Days spent at our farm in northern Tanzania were full of colourful characters, including a cobra who lived in the trees overshadowing the house. He probably kept down the rodent population quite efficiently.

farmhouse-at-usa-river

My great-uncle Tony was probably more dangerous. He had a very sensitive nose and a legendary temper.

a-walk-in-africa

My aunt kept tame lemurs. They marked their territory by peeing on their hands. This was understandable until they decided to climb over your face.

reinhild-with-her-lemur

My father loved travelling in northern Tanzania and was intrigued by the wildlife.

april-1969-africa

I was fascinated by the people, many of whom wore traditional dress in the early 1970’s.

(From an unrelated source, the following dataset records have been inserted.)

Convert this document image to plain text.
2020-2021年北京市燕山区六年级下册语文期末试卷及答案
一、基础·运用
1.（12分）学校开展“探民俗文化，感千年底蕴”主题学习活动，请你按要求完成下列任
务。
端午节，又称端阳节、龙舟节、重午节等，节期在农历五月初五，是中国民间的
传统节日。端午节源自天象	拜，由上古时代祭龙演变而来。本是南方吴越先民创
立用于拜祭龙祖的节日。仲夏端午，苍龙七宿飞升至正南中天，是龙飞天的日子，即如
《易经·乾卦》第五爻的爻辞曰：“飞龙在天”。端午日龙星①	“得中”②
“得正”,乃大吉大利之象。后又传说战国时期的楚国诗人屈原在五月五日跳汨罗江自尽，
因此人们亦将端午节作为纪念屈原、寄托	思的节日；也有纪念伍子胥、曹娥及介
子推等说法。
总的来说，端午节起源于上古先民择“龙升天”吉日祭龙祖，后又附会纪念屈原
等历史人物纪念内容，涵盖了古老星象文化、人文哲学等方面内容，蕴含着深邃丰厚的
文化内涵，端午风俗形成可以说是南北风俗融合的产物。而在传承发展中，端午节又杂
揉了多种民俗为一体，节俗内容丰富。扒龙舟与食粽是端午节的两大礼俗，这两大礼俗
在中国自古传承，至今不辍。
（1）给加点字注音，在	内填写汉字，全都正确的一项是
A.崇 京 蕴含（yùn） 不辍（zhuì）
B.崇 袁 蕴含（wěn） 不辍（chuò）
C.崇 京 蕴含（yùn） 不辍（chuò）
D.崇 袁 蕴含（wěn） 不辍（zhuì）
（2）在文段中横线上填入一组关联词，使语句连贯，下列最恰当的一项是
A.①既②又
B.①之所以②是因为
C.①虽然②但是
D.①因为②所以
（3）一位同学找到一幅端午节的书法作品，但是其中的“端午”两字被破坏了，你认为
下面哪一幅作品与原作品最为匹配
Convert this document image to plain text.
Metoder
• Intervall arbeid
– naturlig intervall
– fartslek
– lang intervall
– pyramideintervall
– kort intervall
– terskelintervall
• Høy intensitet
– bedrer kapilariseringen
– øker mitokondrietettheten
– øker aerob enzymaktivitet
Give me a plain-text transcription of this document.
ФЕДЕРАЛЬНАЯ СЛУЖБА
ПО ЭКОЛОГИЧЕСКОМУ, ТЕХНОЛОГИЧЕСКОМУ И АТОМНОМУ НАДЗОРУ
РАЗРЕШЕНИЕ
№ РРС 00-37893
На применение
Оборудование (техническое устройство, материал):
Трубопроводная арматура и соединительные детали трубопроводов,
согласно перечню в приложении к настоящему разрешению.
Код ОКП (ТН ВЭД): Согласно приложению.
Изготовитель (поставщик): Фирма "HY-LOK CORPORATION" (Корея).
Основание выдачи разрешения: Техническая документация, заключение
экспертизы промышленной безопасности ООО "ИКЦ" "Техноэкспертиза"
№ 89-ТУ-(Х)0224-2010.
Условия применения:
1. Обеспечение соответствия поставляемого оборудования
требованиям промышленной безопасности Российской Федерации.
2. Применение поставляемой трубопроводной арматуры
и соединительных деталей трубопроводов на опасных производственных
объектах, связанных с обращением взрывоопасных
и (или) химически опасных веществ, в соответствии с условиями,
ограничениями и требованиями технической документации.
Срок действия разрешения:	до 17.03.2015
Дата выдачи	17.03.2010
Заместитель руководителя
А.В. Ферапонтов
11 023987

ear-piercing-and-cloak-at-shop-window

Extended ear-lobes, names such as Libougi and bright beaded jewellery had me squinting into the sunlight.

sophie-at-usa-river

In a country where polygamy was the norm everyone seemed to have rather large families with any number of wives and children.

african-school

Having your photograph taken was quite the thing. What the woolly lemurs thought of this, I do not know.

tame-lemur

There was always talk of the next expedition up-country. Careful packing was a constant preoccupation.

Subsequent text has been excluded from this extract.